Modifiers are used when unusual circumstances happen, like bilateral procedures, service performed by a qualified assistant, or any telehealth service. Hence, use modifiers accurately to avoid denials.

Submit Claims (Electronic or CMS-1500):

If you use electronic claim submission, use the 837p format, and the CMS-1500 form for paper claims. Paper claims must be filled properly, especially fill 24D field accurately.

By following these steps, you can submit error-free claims. Each stage plays a direct role in timely reimbursement.

Colorado Medicaid Billing Chart Examples in 2026

Colorado Medicaid Billing Chart Examples in 2026

Below are some illustrative examples of CPT/HCPCS codes for common services:

  • Dental Services
CodeDescriptionFee (Approx.)
D0145Oral evaluation (under age 3)~$34.24
D1206Topical fluoride varnish~$41.96
D0190Dental screening (age 3+)~$17.88

These codes show how Colorado Medicaid reimburses dental evaluations under routine visits.

  • Pharmacist & Preventive Services
ProcedureCPT/HCPCS CodeExample RateNotes
Immunization counseling (16–30 min)G0311~$58.79Must not bill vaccine + counseling if inclusive
Immunization counseling (<21 yrs 5–15 min)G0312~$34.29Per visit, one member per day

These codes show that a pharmacist has billed these services under Medicaid when providing preventive counseling.

FAQS

What are the Medicaid guidelines in Colorado?

If you are 19 years old or older, you can easily qualify for the Health First Colorado program or Child Health Plan Plus (CHP+).

In addition to age, your household income should also be at or below 138% of the federal poverty level. For example, for one person, $21,597 is fixed per year, and $44,367 is fixed for a family of four per year.

How do I check my Medicaid coverage in Colorado?

If you want to check if your Medicaid coverage is still active, go to the Colorado PEAK website and click on “Check My Benefits”.

Moreover, you can also install the Health First Colorado mobile app and check your coverage and view your card.  

What’s the name of Colorado Medicaid now?

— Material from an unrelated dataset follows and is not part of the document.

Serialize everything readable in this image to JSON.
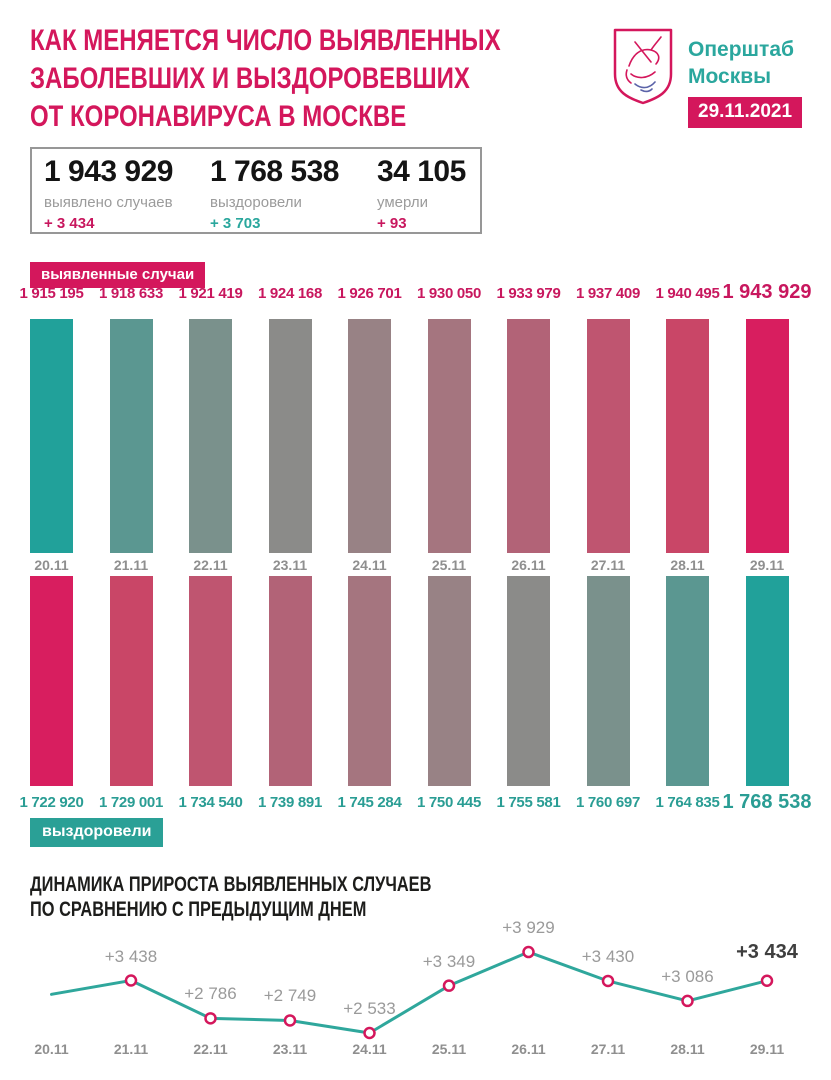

Colorado’s Medicaid program is also known as Health First Colorado. This insurance plan provides free or low-cost health insurance to children and adults who qualify.

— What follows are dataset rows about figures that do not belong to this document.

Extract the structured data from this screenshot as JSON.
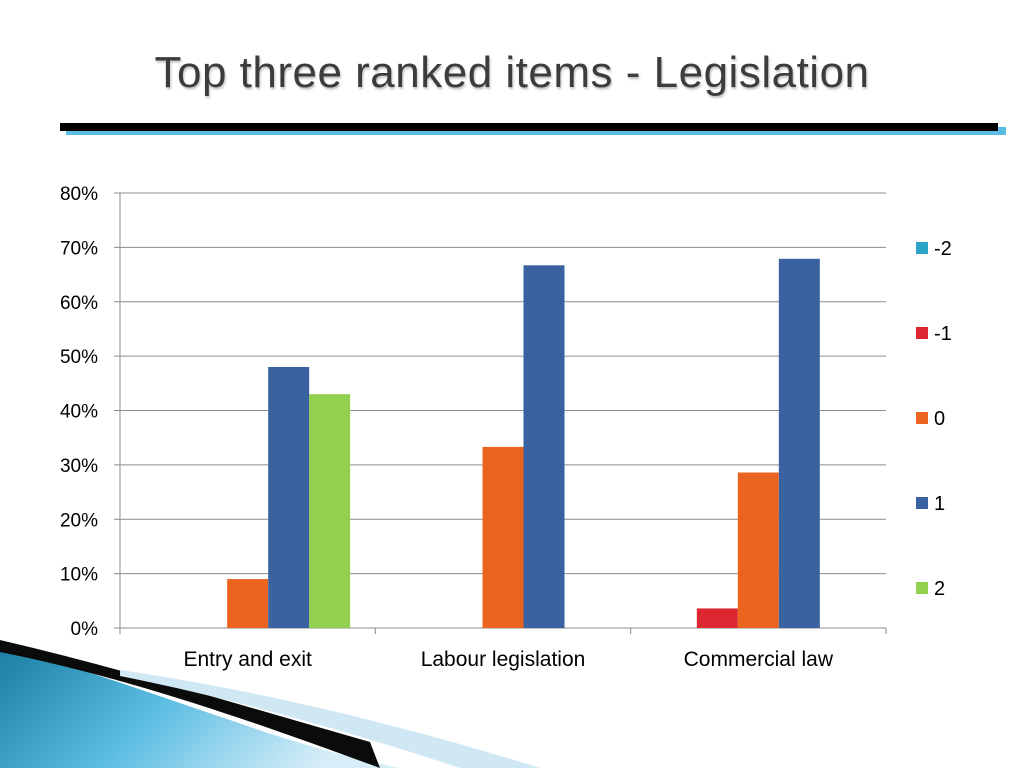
{
  "slide": {
    "title": "Top three ranked items - Legislation"
  },
  "colors": {
    "title_text": "#3c3c3c",
    "rule_black": "#000000",
    "rule_blue": "#5bbde3"
  },
  "chart_data": {
    "type": "bar",
    "title": "",
    "xlabel": "",
    "ylabel": "",
    "ylim": [
      0,
      0.8
    ],
    "y_ticks": [
      0,
      0.1,
      0.2,
      0.3,
      0.4,
      0.5,
      0.6,
      0.7,
      0.8
    ],
    "y_tick_labels": [
      "0%",
      "10%",
      "20%",
      "30%",
      "40%",
      "50%",
      "60%",
      "70%",
      "80%"
    ],
    "grid": true,
    "legend_position": "right",
    "categories": [
      "Entry and exit",
      "Labour legislation",
      "Commercial law"
    ],
    "series": [
      {
        "name": "-2",
        "color": "#2ea3c8",
        "values": [
          0,
          0,
          0
        ]
      },
      {
        "name": "-1",
        "color": "#dc2630",
        "values": [
          0,
          0,
          0.036
        ]
      },
      {
        "name": "0",
        "color": "#ea6420",
        "values": [
          0.09,
          0.333,
          0.286
        ]
      },
      {
        "name": "1",
        "color": "#3a62a0",
        "values": [
          0.48,
          0.667,
          0.679
        ]
      },
      {
        "name": "2",
        "color": "#92d050",
        "values": [
          0.43,
          0,
          0
        ]
      }
    ]
  }
}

State the difference between Medicaid and Medicare in Colorado?

Medicare is a health insurance program, and the federal government runs it mainly for people 65 years old or older. On the other hand, the Medicaid program is for low-income families.

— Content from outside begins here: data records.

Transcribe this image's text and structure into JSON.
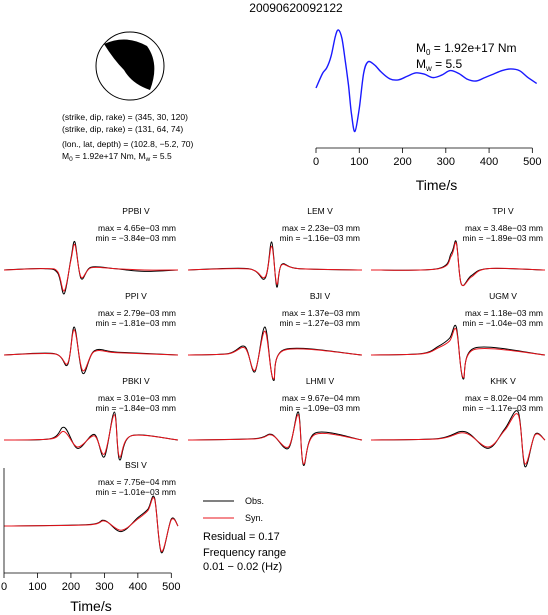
{
  "title": "20090620092122",
  "source_info": {
    "line1": "(strike, dip, rake) = (345, 30, 120)",
    "line2": "(strike, dip, rake) = (131, 64, 74)",
    "line3": "(lon., lat, depth) = (102.8, −5.2, 70)",
    "line4_prefix": "M",
    "line4_sub0": "0",
    "line4_mid": " = 1.92e+17 Nm, M",
    "line4_subw": "w",
    "line4_suffix": " = 5.5"
  },
  "stf_labels": {
    "m0_prefix": "M",
    "m0_sub": "0",
    "m0_value": " = 1.92e+17 Nm",
    "mw_prefix": "M",
    "mw_sub": "w",
    "mw_value": " = 5.5"
  },
  "legend": {
    "obs_label": "Obs.",
    "syn_label": "Syn.",
    "residual": "Residual = 0.17",
    "freq_title": "Frequency range",
    "freq_value": "0.01 − 0.02 (Hz)"
  },
  "colors": {
    "observed": "#000000",
    "synthetic": "#e8141c"
  },
  "chart_data": [
    {
      "type": "line",
      "title": "",
      "xlabel": "Time/s",
      "ylabel": "",
      "xlim": [
        0,
        520
      ],
      "xticks": [
        0,
        100,
        200,
        300,
        400,
        500
      ],
      "series": [
        {
          "x": [
            0,
            15,
            25,
            35,
            45,
            52,
            60,
            68,
            75,
            82,
            90,
            100,
            110,
            120,
            135,
            150,
            170,
            190,
            210,
            230,
            250,
            270,
            290,
            310,
            330,
            350,
            370,
            390,
            410,
            430,
            450,
            470,
            490,
            510
          ],
          "values": [
            0.0,
            0.25,
            0.35,
            0.55,
            0.9,
            1.0,
            0.85,
            0.45,
            0.05,
            -0.45,
            -0.75,
            -0.35,
            0.25,
            0.45,
            0.4,
            0.28,
            0.16,
            0.14,
            0.2,
            0.26,
            0.24,
            0.18,
            0.22,
            0.3,
            0.25,
            0.15,
            0.12,
            0.18,
            0.24,
            0.3,
            0.33,
            0.3,
            0.18,
            0.08
          ]
        }
      ]
    },
    {
      "type": "line",
      "title": "",
      "xlabel": "Time/s",
      "ylabel": "",
      "xlim": [
        0,
        520
      ],
      "xticks": [
        0,
        100,
        200,
        300,
        400,
        500
      ],
      "panels": [
        {
          "station": "PPBI V",
          "max": "max = 4.65e−03 mm",
          "min": "min = −3.84e−03 mm",
          "obs": [
            {
              "t": 0,
              "v": 0
            },
            {
              "t": 120,
              "v": 0.05
            },
            {
              "t": 160,
              "v": -0.1
            },
            {
              "t": 180,
              "v": -0.85
            },
            {
              "t": 200,
              "v": 0.4
            },
            {
              "t": 212,
              "v": 1.0
            },
            {
              "t": 230,
              "v": -0.3
            },
            {
              "t": 260,
              "v": 0.1
            },
            {
              "t": 330,
              "v": 0.05
            },
            {
              "t": 420,
              "v": -0.05
            },
            {
              "t": 520,
              "v": 0
            }
          ],
          "syn": [
            {
              "t": 0,
              "v": 0
            },
            {
              "t": 120,
              "v": 0.05
            },
            {
              "t": 160,
              "v": -0.05
            },
            {
              "t": 180,
              "v": -0.75
            },
            {
              "t": 200,
              "v": 0.35
            },
            {
              "t": 212,
              "v": 0.9
            },
            {
              "t": 230,
              "v": -0.25
            },
            {
              "t": 260,
              "v": 0.08
            },
            {
              "t": 330,
              "v": 0.05
            },
            {
              "t": 420,
              "v": 0
            },
            {
              "t": 520,
              "v": 0
            }
          ]
        },
        {
          "station": "LEM V",
          "max": "max = 2.23e−03 mm",
          "min": "min = −1.16e−03 mm",
          "obs": [
            {
              "t": 0,
              "v": 0
            },
            {
              "t": 180,
              "v": 0.05
            },
            {
              "t": 230,
              "v": -0.3
            },
            {
              "t": 250,
              "v": 1.0
            },
            {
              "t": 265,
              "v": -0.6
            },
            {
              "t": 280,
              "v": 0.2
            },
            {
              "t": 330,
              "v": 0.05
            },
            {
              "t": 520,
              "v": 0
            }
          ],
          "syn": [
            {
              "t": 0,
              "v": 0
            },
            {
              "t": 180,
              "v": 0.04
            },
            {
              "t": 230,
              "v": -0.25
            },
            {
              "t": 250,
              "v": 0.85
            },
            {
              "t": 265,
              "v": -0.5
            },
            {
              "t": 280,
              "v": 0.18
            },
            {
              "t": 330,
              "v": 0.05
            },
            {
              "t": 520,
              "v": 0
            }
          ]
        },
        {
          "station": "TPI V",
          "max": "max = 3.48e−03 mm",
          "min": "min = −1.89e−03 mm",
          "obs": [
            {
              "t": 0,
              "v": 0
            },
            {
              "t": 200,
              "v": 0.05
            },
            {
              "t": 240,
              "v": 0.6
            },
            {
              "t": 255,
              "v": 1.0
            },
            {
              "t": 270,
              "v": -0.5
            },
            {
              "t": 300,
              "v": -0.2
            },
            {
              "t": 350,
              "v": 0.05
            },
            {
              "t": 520,
              "v": 0
            }
          ],
          "syn": [
            {
              "t": 0,
              "v": 0
            },
            {
              "t": 200,
              "v": 0.04
            },
            {
              "t": 240,
              "v": 0.5
            },
            {
              "t": 255,
              "v": 0.95
            },
            {
              "t": 270,
              "v": -0.5
            },
            {
              "t": 300,
              "v": -0.25
            },
            {
              "t": 350,
              "v": 0.05
            },
            {
              "t": 520,
              "v": 0
            }
          ]
        },
        {
          "station": "PPI V",
          "max": "max = 2.79e−03 mm",
          "min": "min = −1.81e−03 mm",
          "obs": [
            {
              "t": 0,
              "v": 0
            },
            {
              "t": 150,
              "v": 0.05
            },
            {
              "t": 190,
              "v": -0.35
            },
            {
              "t": 210,
              "v": 1.0
            },
            {
              "t": 235,
              "v": -0.65
            },
            {
              "t": 270,
              "v": 0.15
            },
            {
              "t": 340,
              "v": 0.1
            },
            {
              "t": 520,
              "v": 0
            }
          ],
          "syn": [
            {
              "t": 0,
              "v": 0
            },
            {
              "t": 150,
              "v": 0.04
            },
            {
              "t": 190,
              "v": -0.3
            },
            {
              "t": 210,
              "v": 0.9
            },
            {
              "t": 235,
              "v": -0.55
            },
            {
              "t": 270,
              "v": 0.12
            },
            {
              "t": 340,
              "v": 0.08
            },
            {
              "t": 520,
              "v": 0
            }
          ]
        },
        {
          "station": "BJI V",
          "max": "max = 1.37e−03 mm",
          "min": "min = −1.27e−03 mm",
          "obs": [
            {
              "t": 0,
              "v": 0
            },
            {
              "t": 120,
              "v": 0.05
            },
            {
              "t": 170,
              "v": 0.3
            },
            {
              "t": 200,
              "v": -0.6
            },
            {
              "t": 230,
              "v": 1.0
            },
            {
              "t": 255,
              "v": -0.9
            },
            {
              "t": 290,
              "v": 0.2
            },
            {
              "t": 520,
              "v": 0
            }
          ],
          "syn": [
            {
              "t": 0,
              "v": 0
            },
            {
              "t": 120,
              "v": 0.04
            },
            {
              "t": 170,
              "v": 0.25
            },
            {
              "t": 200,
              "v": -0.55
            },
            {
              "t": 230,
              "v": 0.85
            },
            {
              "t": 255,
              "v": -0.85
            },
            {
              "t": 290,
              "v": 0.18
            },
            {
              "t": 520,
              "v": 0
            }
          ]
        },
        {
          "station": "UGM V",
          "max": "max = 1.18e−03 mm",
          "min": "min = −1.04e−03 mm",
          "obs": [
            {
              "t": 0,
              "v": 0
            },
            {
              "t": 150,
              "v": 0.05
            },
            {
              "t": 200,
              "v": 0.3
            },
            {
              "t": 235,
              "v": 0.6
            },
            {
              "t": 255,
              "v": 1.0
            },
            {
              "t": 275,
              "v": -0.85
            },
            {
              "t": 310,
              "v": 0.25
            },
            {
              "t": 520,
              "v": 0
            }
          ],
          "syn": [
            {
              "t": 0,
              "v": 0
            },
            {
              "t": 150,
              "v": 0.04
            },
            {
              "t": 200,
              "v": 0.25
            },
            {
              "t": 235,
              "v": 0.5
            },
            {
              "t": 255,
              "v": 0.9
            },
            {
              "t": 275,
              "v": -0.8
            },
            {
              "t": 310,
              "v": 0.2
            },
            {
              "t": 520,
              "v": 0
            }
          ]
        },
        {
          "station": "PBKI V",
          "max": "max = 3.01e−03 mm",
          "min": "min = −1.84e−03 mm",
          "obs": [
            {
              "t": 0,
              "v": 0
            },
            {
              "t": 140,
              "v": 0.05
            },
            {
              "t": 180,
              "v": 0.45
            },
            {
              "t": 220,
              "v": -0.3
            },
            {
              "t": 270,
              "v": 0.2
            },
            {
              "t": 300,
              "v": -0.6
            },
            {
              "t": 330,
              "v": 1.0
            },
            {
              "t": 345,
              "v": -0.7
            },
            {
              "t": 380,
              "v": 0.15
            },
            {
              "t": 520,
              "v": 0
            }
          ],
          "syn": [
            {
              "t": 0,
              "v": 0
            },
            {
              "t": 140,
              "v": 0.04
            },
            {
              "t": 180,
              "v": 0.3
            },
            {
              "t": 220,
              "v": -0.25
            },
            {
              "t": 270,
              "v": 0.15
            },
            {
              "t": 300,
              "v": -0.5
            },
            {
              "t": 330,
              "v": 0.9
            },
            {
              "t": 345,
              "v": -0.6
            },
            {
              "t": 380,
              "v": 0.15
            },
            {
              "t": 520,
              "v": 0
            }
          ]
        },
        {
          "station": "LHMI V",
          "max": "max = 9.67e−04 mm",
          "min": "min = −1.09e−03 mm",
          "obs": [
            {
              "t": 0,
              "v": 0
            },
            {
              "t": 200,
              "v": 0.05
            },
            {
              "t": 250,
              "v": 0.2
            },
            {
              "t": 300,
              "v": -0.3
            },
            {
              "t": 330,
              "v": 1.0
            },
            {
              "t": 345,
              "v": -0.9
            },
            {
              "t": 380,
              "v": 0.25
            },
            {
              "t": 520,
              "v": 0
            }
          ],
          "syn": [
            {
              "t": 0,
              "v": 0
            },
            {
              "t": 200,
              "v": 0.04
            },
            {
              "t": 250,
              "v": 0.18
            },
            {
              "t": 300,
              "v": -0.25
            },
            {
              "t": 330,
              "v": 0.9
            },
            {
              "t": 345,
              "v": -0.85
            },
            {
              "t": 380,
              "v": 0.2
            },
            {
              "t": 520,
              "v": 0
            }
          ]
        },
        {
          "station": "KHK V",
          "max": "max = 8.02e−04 mm",
          "min": "min = −1.17e−03 mm",
          "obs": [
            {
              "t": 0,
              "v": 0
            },
            {
              "t": 200,
              "v": 0.05
            },
            {
              "t": 280,
              "v": 0.3
            },
            {
              "t": 350,
              "v": -0.3
            },
            {
              "t": 400,
              "v": 0.4
            },
            {
              "t": 440,
              "v": 1.0
            },
            {
              "t": 460,
              "v": -0.95
            },
            {
              "t": 490,
              "v": 0.2
            },
            {
              "t": 520,
              "v": 0
            }
          ],
          "syn": [
            {
              "t": 0,
              "v": 0
            },
            {
              "t": 200,
              "v": 0.04
            },
            {
              "t": 280,
              "v": 0.25
            },
            {
              "t": 350,
              "v": -0.25
            },
            {
              "t": 400,
              "v": 0.35
            },
            {
              "t": 440,
              "v": 0.9
            },
            {
              "t": 460,
              "v": -0.85
            },
            {
              "t": 490,
              "v": 0.18
            },
            {
              "t": 520,
              "v": 0
            }
          ]
        },
        {
          "station": "BSI V",
          "max": "max = 7.75e−04 mm",
          "min": "min = −1.01e−03 mm",
          "obs": [
            {
              "t": 0,
              "v": 0
            },
            {
              "t": 250,
              "v": 0.05
            },
            {
              "t": 300,
              "v": 0.2
            },
            {
              "t": 350,
              "v": -0.2
            },
            {
              "t": 400,
              "v": 0.3
            },
            {
              "t": 430,
              "v": 0.6
            },
            {
              "t": 450,
              "v": 1.0
            },
            {
              "t": 470,
              "v": -0.95
            },
            {
              "t": 500,
              "v": 0.25
            },
            {
              "t": 520,
              "v": 0
            }
          ],
          "syn": [
            {
              "t": 0,
              "v": 0
            },
            {
              "t": 250,
              "v": 0.04
            },
            {
              "t": 300,
              "v": 0.18
            },
            {
              "t": 350,
              "v": -0.15
            },
            {
              "t": 400,
              "v": 0.25
            },
            {
              "t": 430,
              "v": 0.55
            },
            {
              "t": 450,
              "v": 0.95
            },
            {
              "t": 470,
              "v": -0.9
            },
            {
              "t": 500,
              "v": 0.22
            },
            {
              "t": 520,
              "v": 0
            }
          ]
        }
      ]
    }
  ]
}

Both the state of Colorado and the federal government can manage it.

What is the 5-year rule for Medicaid in Colorado?

It is also known as Colorado Medicaid’s look-back rule. It means before you apply for Medicaid, it checks your financial history for the five years.

In short, it reviews your assets – if you transferred, sold, or gave them away during those 5 years. If you ever sold or gifted your assets for less than their true value, you can lose your eligibility.

Who can use Medicaid the most?

In the United States, about half of the children can use Medicaid the most. More than 40% of babies born each year can also use this health insurance program.

In fact, in rural areas, about half of all newborn babies are covered by Medicaid.

Conclusion

Colorado Medicaid CPT Code Billing Colorado Medicaid Billing Chart require precision, up-to-date coding knowledge, and an authentic source like official manuals and fee schedules.

Whether you are billing CPT codes for office visits, mental health services, dental screenings, vaccinations, pharmacy counselling, or other – use correct codes.